In the parliamentary world, the laziest ignoramus can get paid three times the average wage - and be fawned over - for no other reason than a few party faithful, whether on a list selection committee or a safe party electorate committee, make a silly call.
Even in our cesspool of mediocrity and vanity, Aaron Gilmore's arrogance is pathetic on so many levels.
"Do you know who I am?" - if he said it at Hanmer Springs as claimed - must be the most revealing exposure of a wannabe. What sort of loser clicks their fingers and whistles at a waiter?
Then there's this paper's report of his tactics against his renters, threatening that unless they vacated he'd tell other property owners they were bad tenants. So ugly.
When I worked around Parliament, MPs came in two broad categories. There were those who were self-deluded with a high sense of entitlement, believing the people were so lucky to have them. Then there were those who knew it was a privilege to be an MP and to serve their fellow citizens.
Every party had its mix of both. Fortunately, most of the first group were sussed by their colleagues early on and never made it to the Cabinet where they could do any lasting damage.
But as we have seen this week, even the lowest-ranked MP can derail a government. When John Key wanted the attention to be on the power shares and the good news that unemployment had dropped, this doofus was taking up all his government's media air space.
This is supposed to be the week that Cabinet ministers get to hold their pre-Budget press conferences to announce, or at least hint, at the successes they will be getting in the financial handout stakes. Fat chance now.

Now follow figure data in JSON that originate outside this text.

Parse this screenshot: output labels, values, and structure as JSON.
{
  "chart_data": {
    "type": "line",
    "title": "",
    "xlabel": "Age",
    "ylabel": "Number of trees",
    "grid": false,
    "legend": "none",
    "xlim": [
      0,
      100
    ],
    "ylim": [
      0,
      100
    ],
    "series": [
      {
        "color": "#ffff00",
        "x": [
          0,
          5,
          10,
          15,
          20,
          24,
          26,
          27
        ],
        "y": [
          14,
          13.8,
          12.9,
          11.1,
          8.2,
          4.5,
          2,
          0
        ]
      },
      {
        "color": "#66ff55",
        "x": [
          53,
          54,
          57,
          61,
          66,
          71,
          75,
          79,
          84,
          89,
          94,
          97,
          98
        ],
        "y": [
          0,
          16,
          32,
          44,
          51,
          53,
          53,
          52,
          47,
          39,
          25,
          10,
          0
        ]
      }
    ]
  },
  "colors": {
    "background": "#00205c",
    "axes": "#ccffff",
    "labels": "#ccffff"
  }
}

Why is Key so inept in managing crises?
The Prime Minister's own experience, in which his story over the appointment of his mate to head the GCSB spy agency changed several times, kept an embarrassing story alive longer than it should have survived. Surely he should have had a management strategy to deal with a mess-up like Gilmore's in his top drawer under the "lessons learned" file.

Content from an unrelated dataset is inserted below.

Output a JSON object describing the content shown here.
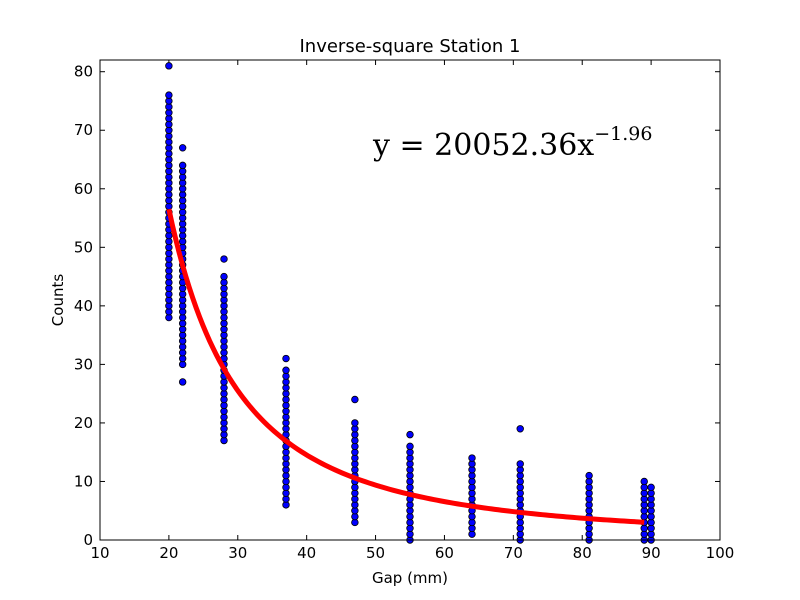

You'd think that with having John Banks in the dock this week, Key would be particularly sensitive about another scandal.
What's so difficult in getting a media statement from Gilmore saying, "I got trolleyed and was a prat. I'm sorry for embarrassing the hotel staff, other restaurant customers and my table guests, my family and my fellow MPs. I can't remember the details as I was intoxicated. I have asked the Prime Minister for a fortnight's leave when I will return to Parliament. I have no further comment"?
Story over. Instead we get reminded again that another Government MP appears to have fudged the truth when in a corner.